No Parlamento, Centeno confirmou o défice na Saúde apurado pelo INE aponta para 472 milhões de euros, o que representa uma derrapagem de 440 milhões de euros face aos 30 milhões inicialmente estimado para 2015 (também pelo anterior governo). “Haja saúde”, ironizou o ministro. Na Educação, a derrapagem na despesa deverá situar-se em cerca de 240 milhões de euros, o que coloca o desvio nestas duas áreas em 680 milhões de euros acima do orçamentado para 2016, de acordo com o ministro.

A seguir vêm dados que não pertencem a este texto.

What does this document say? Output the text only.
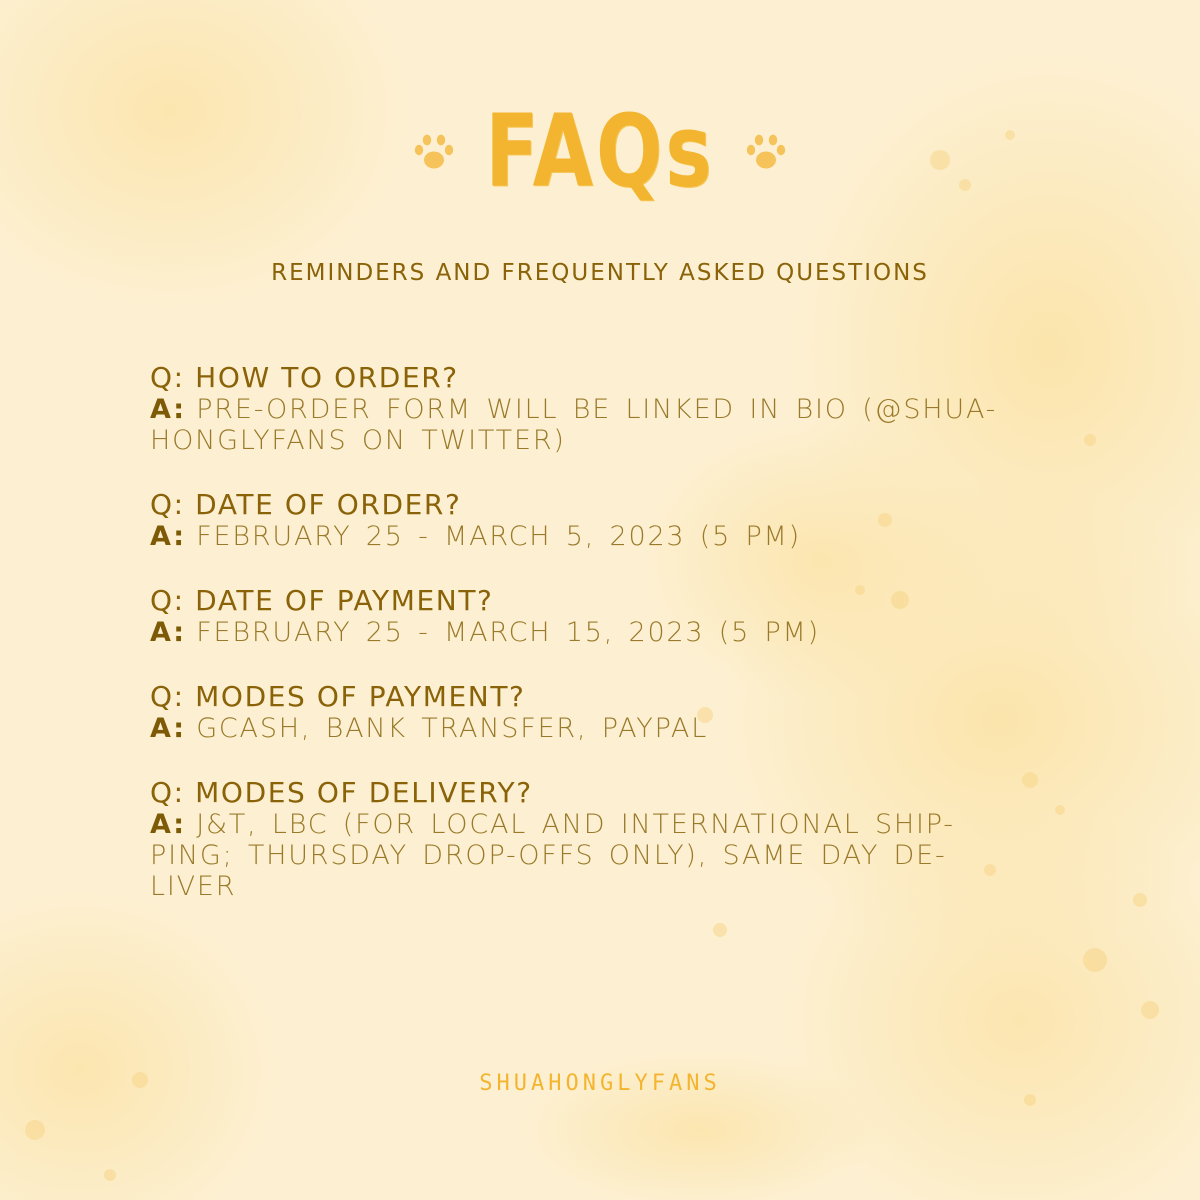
FAQs
REMINDERS AND FREQUENTLY ASKED QUESTIONS
Q: HOW TO ORDER?
A: PRE-ORDER FORM WILL BE LINKED IN BIO (@SHUA-
HONGLYFANS ON TWITTER)
Q: DATE OF ORDER?
A: FEBRUARY 25 - MARCH 5, 2023 (5 PM)
Q: DATE OF PAYMENT?
A: FEBRUARY 25 - MARCH 15, 2023 (5 PM)
Q: MODES OF PAYMENT?
A: GCASH, BANK TRANSFER, PAYPAL
Q: MODES OF DELIVERY?
A: J&T, LBC (FOR LOCAL AND INTERNATIONAL SHIP-
PING; THURSDAY DROP-OFFS ONLY), SAME DAY DE-
LIVER
SHUAHONGLYFANS
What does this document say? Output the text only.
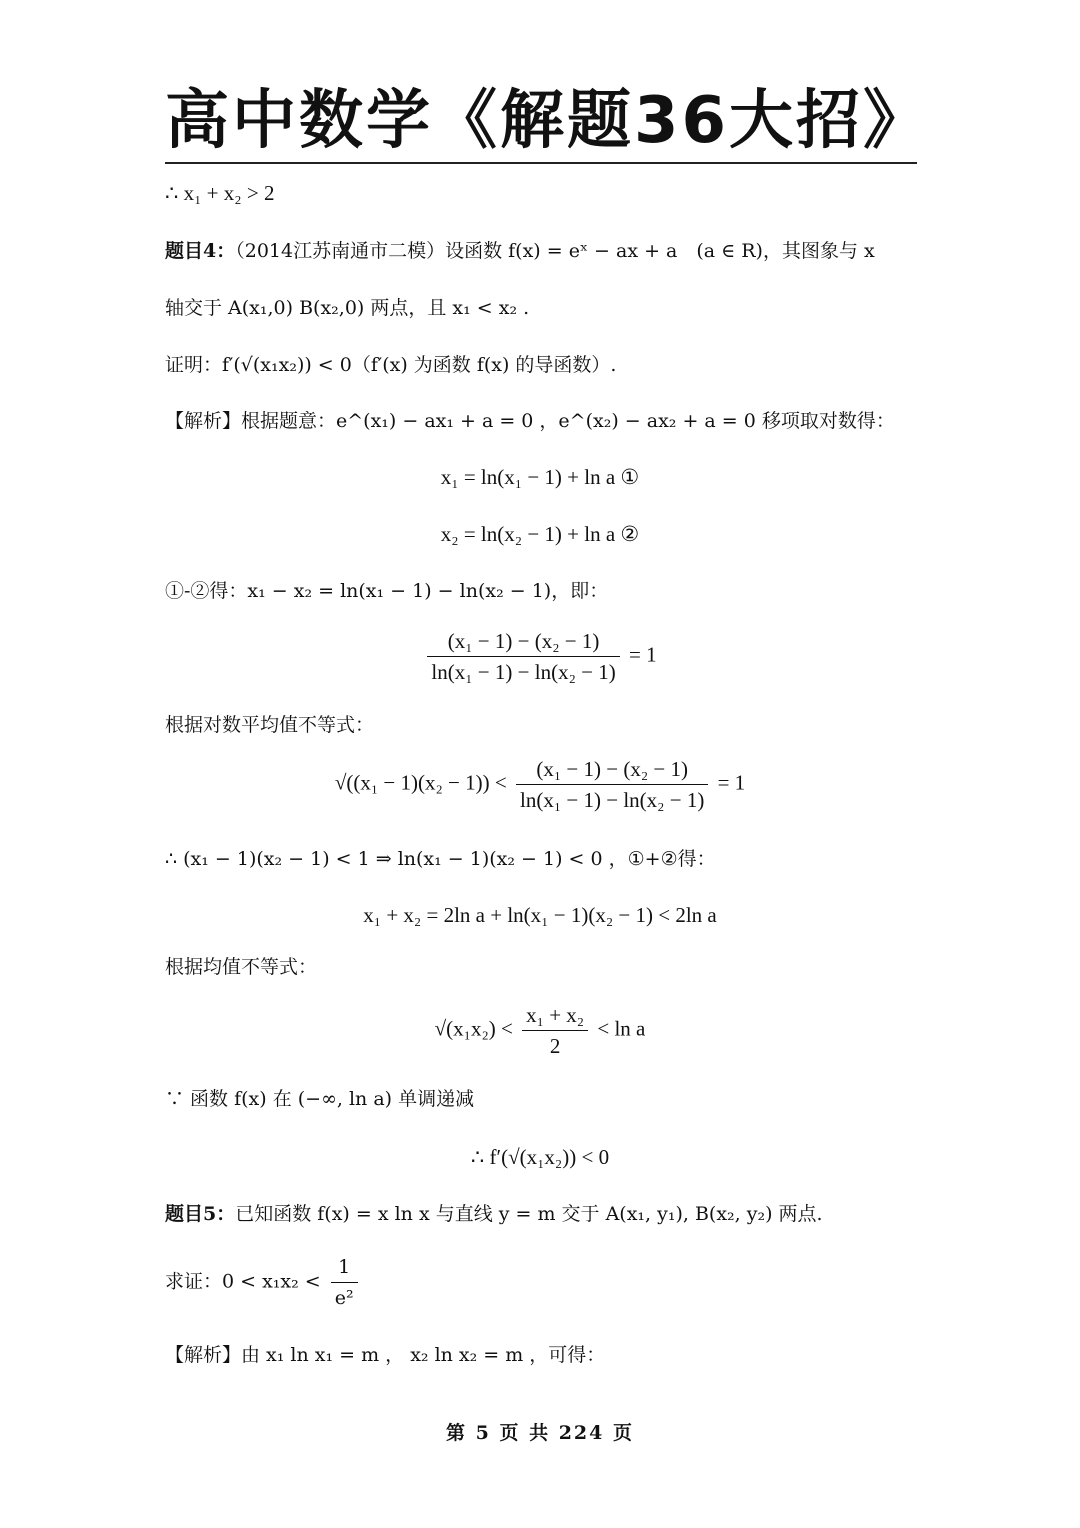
高中数学《解题36大招》
∴ x₁ + x₂ > 2
题目4：（2014江苏南通市二模）设函数 f(x) = eˣ − ax + a　(a ∈ R)，其图象与 x
轴交于 A(x₁,0) B(x₂,0) 两点，且 x₁ < x₂ .
证明：f′(√(x₁x₂)) < 0（f′(x) 为函数 f(x) 的导函数）.
【解析】根据题意：e^(x₁) − ax₁ + a = 0 ，e^(x₂) − ax₂ + a = 0 移项取对数得：
x₁ = ln(x₁ − 1) + ln a ①
x₂ = ln(x₂ − 1) + ln a ②
①-②得：x₁ − x₂ = ln(x₁ − 1) − ln(x₂ − 1)，即：
$\frac{\text{(x₁ − 1) − (x₂ − 1)}}{\text{ln(x₁ − 1) − ln(x₂ − 1)}} = 1$
根据对数平均值不等式：
$√((x_1 - 1)(x_2 - 1)) < \frac{\text{(x₁ − 1) − (x₂ − 1)}}{\text{ln(x₁ − 1) − ln(x₂ − 1)}} = 1$
∴ (x₁ − 1)(x₂ − 1) < 1 ⇒ ln(x₁ − 1)(x₂ − 1) < 0 ，①+②得：
x₁ + x₂ = 2ln a + ln(x₁ − 1)(x₂ − 1) < 2ln a
根据均值不等式：
$√(x_1x_2) < \frac{\text{x₁ + x₂}}{2} < \ln a$
∵ 函数 f(x) 在 (−∞, ln a) 单调递减
∴ f′(√(x₁x₂)) < 0
题目5：已知函数 f(x) = x ln x 与直线 y = m 交于 A(x₁, y₁), B(x₂, y₂) 两点.
求证：$0 < x_1x_2 < \frac{1}{\text{e²}}$
【解析】由 x₁ ln x₁ = m ， x₂ ln x₂ = m ，可得：
第 5 页 共 224 页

Centeno acusou ainda os antigos governantes do PSD e do CDS de serem “expansionistas fiscais”, acusando-os de terem transferido para as contas de 2016 um “fardo de despesa fiscal”. “Temos mais de 900 milhões de euros de reembolsos que em 2015”, disse, culpado o anterior governo pela retenção de “dinheiro dos portugueses”. No IRS, IRC e IVA, os desvios serão “quase exclusivamente explicados pelos reembolsos mais elevados”.
Esta foi a segunda vez que o ministro das Finanças foi ouvido na comissão parlamentar de Orçamento e Finanças sobre a proposta orçamental para 2017, desta vez com os deputados já na posse dos mapas com a estimativa de execução das receitas e das despesas para o final deste ano. A execução da despesa na área da Educação, com os números a mostrarem uma quebra nos gastos orçamentados para 2017, foi o ponto mais questionado pelos parlamentares da oposição. A discussão e a votação do OE na generalidade vai decorrer já esta quinta e sexta-feira.